The woman looks at him disgustedly. "Jews like you," she hisses at him.
He looks up at her, puzzled, and says, "I beg your pardon, madam?" She says, "Look at you. All in black, a beard, never take off your hat! It's Jews like you that give the rest of us a bad name."

He says calmly, "I beg your pardon, madam, but I am not Jewish.
I'm Amish." The woman looks back and smiles, "How nice. You've kept your customs."

We Jews have what one might even call an obsession with fitting in and keeping up with the times. Since time immemorial, disputes have racked Jewish communities the world over caused by friction between the "modernizers" and "traditionalists".
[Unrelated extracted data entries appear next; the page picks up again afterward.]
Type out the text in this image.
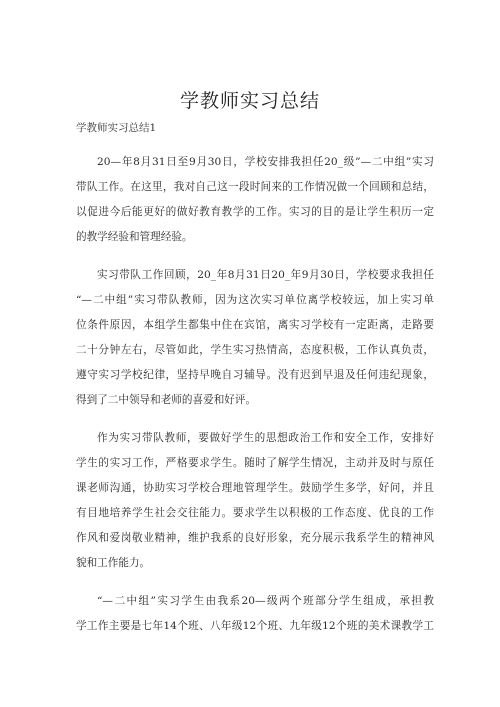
学教师实习总结
学教师实习总结1
20—年8月31日至9月30日，学校安排我担任20_级”—二中组”实习
带队工作。在这里，我对自己这一段时间来的工作情况做一个回顾和总结，
以促进今后能更好的做好教育教学的工作。实习的目的是让学生积历一定
的教学经验和管理经验。
实习带队工作回顾，20_年8月31日20_年9月30日，学校要求我担任
“—二中组”实习带队教师，因为这次实习单位离学校较远，加上实习单
位条件原因，本组学生都集中住在宾馆，离实习学校有一定距离，走路要
二十分钟左右，尽管如此，学生实习热情高，态度积极，工作认真负责，
遵守实习学校纪律，坚持早晚自习辅导。没有迟到早退及任何违纪现象，
得到了二中领导和老师的喜爱和好评。
作为实习带队教师，要做好学生的思想政治工作和安全工作，安排好
学生的实习工作，严格要求学生。随时了解学生情况，主动并及时与原任
课老师沟通，协助实习学校合理地管理学生。鼓励学生多学，好问，并且
有目地培养学生社会交往能力。要求学生以积极的工作态度、优良的工作
作风和爱岗敬业精神，维护我系的良好形象，充分展示我系学生的精神风
貌和工作能力。
“—二中组”实习学生由我系20—级两个班部分学生组成，承担教
学工作主要是七年14个班、八年级12个班、九年级12个班的美术课教学工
This week's Torah portion is the second portion of the fifth book of the Torah: Devarim or Deuteronomy. This book is nicknamed "The Second Torah" since it is all but a rehash of the first four. It recounts nearly all the stories, laws and commandments found in its predecessors. Only this time, unlike the first four books which are written in the third person (e.g. "And God spoke to Moses") the fifth book is being repeated in the first person by Moses ( "God told me to tell you" ), shortly before his passing.

For the Torah - so exact in its words; entire sections of Jewish law are derived from one single extra word - to spend an entire book on a recap of the first four, albeit this time being repeated by a human being, is strikingly odd.
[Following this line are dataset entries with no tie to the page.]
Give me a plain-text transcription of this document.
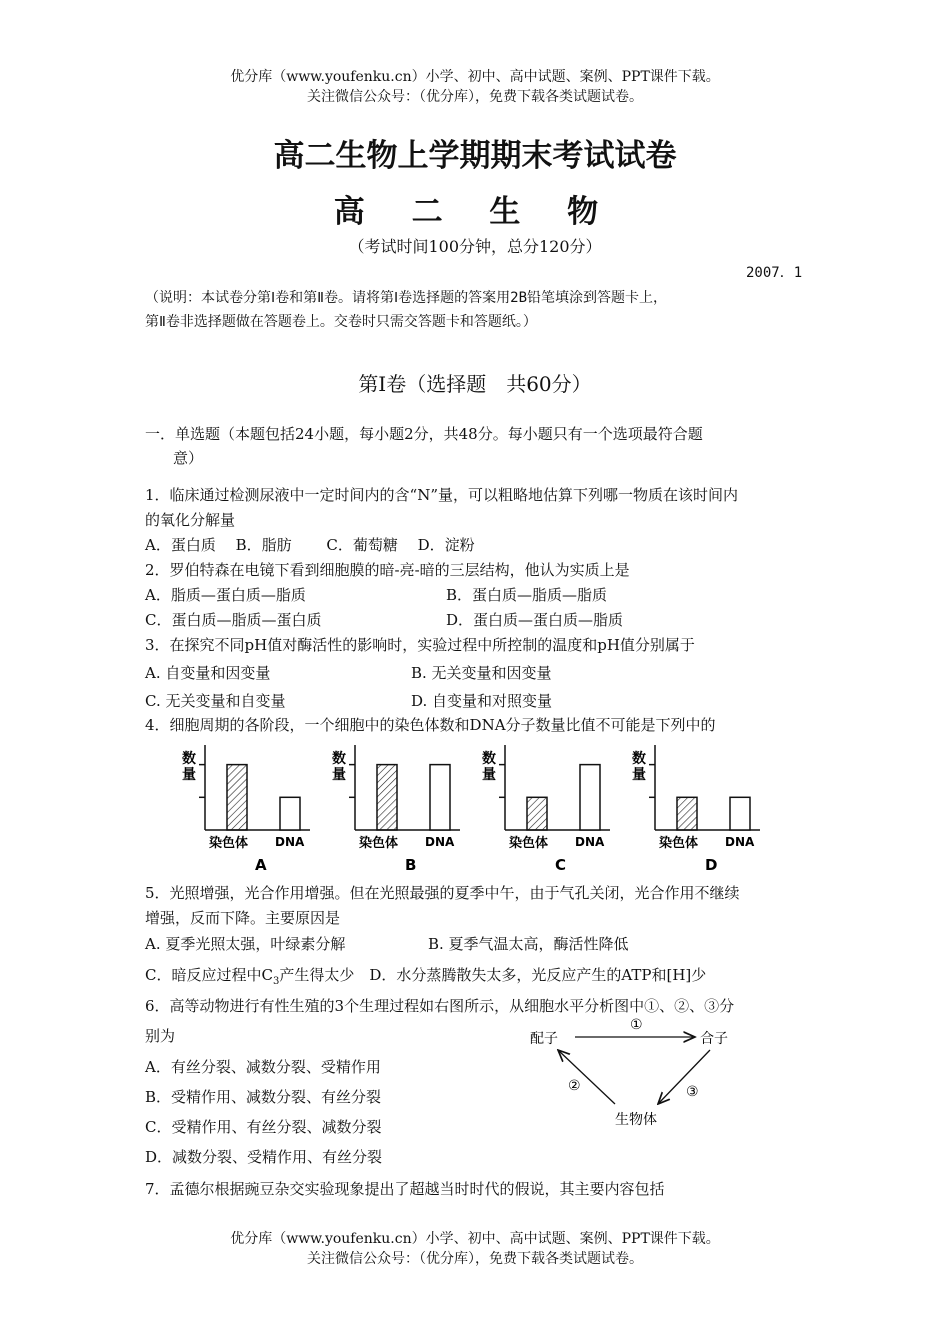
优分库（www.youfenku.cn）小学、初中、高中试题、案例、PPT课件下载。
关注微信公众号：（优分库），免费下载各类试题试卷。
高二生物上学期期末考试试卷
高 二 生 物
（考试时间100分钟，总分120分）
2007．1
（说明：本试卷分第Ⅰ卷和第Ⅱ卷。请将第Ⅰ卷选择题的答案用2B铅笔填涂到答题卡上，
第Ⅱ卷非选择题做在答题卷上。交卷时只需交答题卡和答题纸。）
第Ⅰ卷（选择题　共60分）
一．单选题（本题包括24小题，每小题2分，共48分。每小题只有一个选项最符合题
意）
1．临床通过检测尿液中一定时间内的含“N”量，可以粗略地估算下列哪一物质在该时间内
的氧化分解量
A．蛋白质　 B．脂肪　　 C．葡萄糖　 D．淀粉
2．罗伯特森在电镜下看到细胞膜的暗-亮-暗的三层结构，他认为实质上是
A．脂质—蛋白质—脂质	B．蛋白质—脂质—脂质
C．蛋白质—脂质—蛋白质	D．蛋白质—蛋白质—脂质
3．在探究不同pH值对酶活性的影响时，实验过程中所控制的温度和pH值分别属于
A. 自变量和因变量	B. 无关变量和因变量
C. 无关变量和自变量	D. 自变量和对照变量
4．细胞周期的各阶段，一个细胞中的染色体数和DNA分子数量比值不可能是下列中的
数
量
染色体 DNA
A
数
量
染色体 DNA
B
数
量
染色体 DNA
C
数
量
染色体 DNA
D
5．光照增强，光合作用增强。但在光照最强的夏季中午，由于气孔关闭，光合作用不继续
增强，反而下降。主要原因是
A. 夏季光照太强，叶绿素分解	B. 夏季气温太高，酶活性降低
C．暗反应过程中$C_3$产生得太少　D．水分蒸腾散失太多，光反应产生的ATP和[H]少
6．高等动物进行有性生殖的3个生理过程如右图所示，从细胞水平分析图中①、②、③分
别为
A．有丝分裂、减数分裂、受精作用
B．受精作用、减数分裂、有丝分裂
C．受精作用、有丝分裂、减数分裂
D．减数分裂、受精作用、有丝分裂
配子	合子
生物体
①
②	③
7．孟德尔根据豌豆杂交实验现象提出了超越当时时代的假说，其主要内容包括
优分库（www.youfenku.cn）小学、初中、高中试题、案例、PPT课件下载。
关注微信公众号：（优分库），免费下载各类试题试卷。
Let's take a little detour and put this query into a practical form: Life contains many repetitions. We have a birthday, then another and yet another. We go through one day after another, months, years and decades. We might take the same route to work for years on end. Many things we were once so excited over and full of enthusiasm for, barely register on our radars. That ecstatic feeling you might have had the first time you entered your new home is long forgotten. The list can go on with so many things, from vacations to relationships to Jewish rituals and holidays that we've long forgotten the meaning of.
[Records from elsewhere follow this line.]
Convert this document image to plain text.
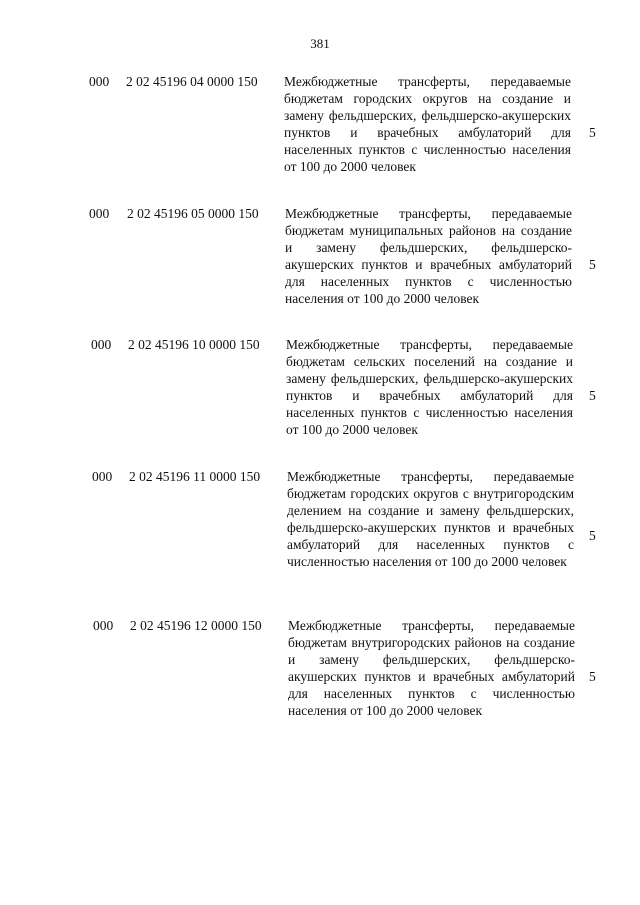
381
000 2 02 45196 04 0000 150 Межбюджетные трансферты, передаваемые бюджетам городских округов на создание и замену фельдшерских, фельдшерско-акушерских пунктов и врачебных амбулаторий для населенных пунктов с численностью населения от 100 до 2000 человек
5
000 2 02 45196 05 0000 150 Межбюджетные трансферты, передаваемые бюджетам муниципальных районов на создание и замену фельдшерских, фельдшерско-акушерских пунктов и врачебных амбулаторий для населенных пунктов с численностью населения от 100 до 2000 человек
5
000 2 02 45196 10 0000 150 Межбюджетные трансферты, передаваемые бюджетам сельских поселений на создание и замену фельдшерских, фельдшерско-акушерских пунктов и врачебных амбулаторий для населенных пунктов с численностью населения от 100 до 2000 человек
5
000 2 02 45196 11 0000 150 Межбюджетные трансферты, передаваемые бюджетам городских округов с внутригородским делением на создание и замену фельдшерских, фельдшерско-акушерских пунктов и врачебных амбулаторий для населенных пунктов с численностью населения от 100 до 2000 человек
5
000 2 02 45196 12 0000 150 Межбюджетные трансферты, передаваемые бюджетам внутригородских районов на создание и замену фельдшерских, фельдшерско-акушерских пунктов и врачебных амбулаторий для населенных пунктов с численностью населения от 100 до 2000 человек
5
Yet sometimes, out of the blue - I'm sure you know the feeling - we'll suddenly rediscover a passion we have. The past and future take a little step back, and we focus on now. We might take out that old saxophone from high school and happily play ourselves blue, just like we used to, now. Or take out an old family album and reminisce for hours, or sit down for a family dinner and rediscover each other, now. Little things like that can put such smiles on our faces and keep us going for weeks. What happened?

Living in the present. The present moment, though preceded by so much, is brand new. Focus. We can look around us and see all the good things we have, now. We can stop, look up to the sky and remember that there's a God who made this world and who's only desire right now is to make us happy. We can zoom in on where we are and how we can maximize the second we're in, for it's never come before and will never come again. "Don't cry because it's over, smile because it happened" said Dr. Seuss.

The Torah tells us that Judaism is meant to be practiced with such enthusiasm as if it was given to us this morning. How is that possible? We got the Torah 3,327 years ago!

The fifth book of the Torah is a repetition, yes, but a repetition repeated by Moses. The first four books were God given - straight from heaven. As much as we study and understand them, there's something special about hearing those same words, in a contemporary fashion. The fifth book is also just as holy and God-given, but the very fact that the Jews were hearing those same commandments repeated by a human being who looked, spoke, ate and drank just like them, gave the Torah a new meaning. It brought it into the present. It made it contemporary and palpable for them. It got them excited about it. It made them have a personal connection to it.

That feeling of excitement and personal connection has high priority in Judaism - very high priority. So much so that an entire book of the Torah is dedicated to just that. That entire fifth book is there to ensure that those same commandments mean something to us, and are enjoyable for us. It's not only the "what" but the "how".

So is The Torah about modernizing or keeping traditions alive? Its about keeping those same, unchanged traditions alive, in a modern relevant way.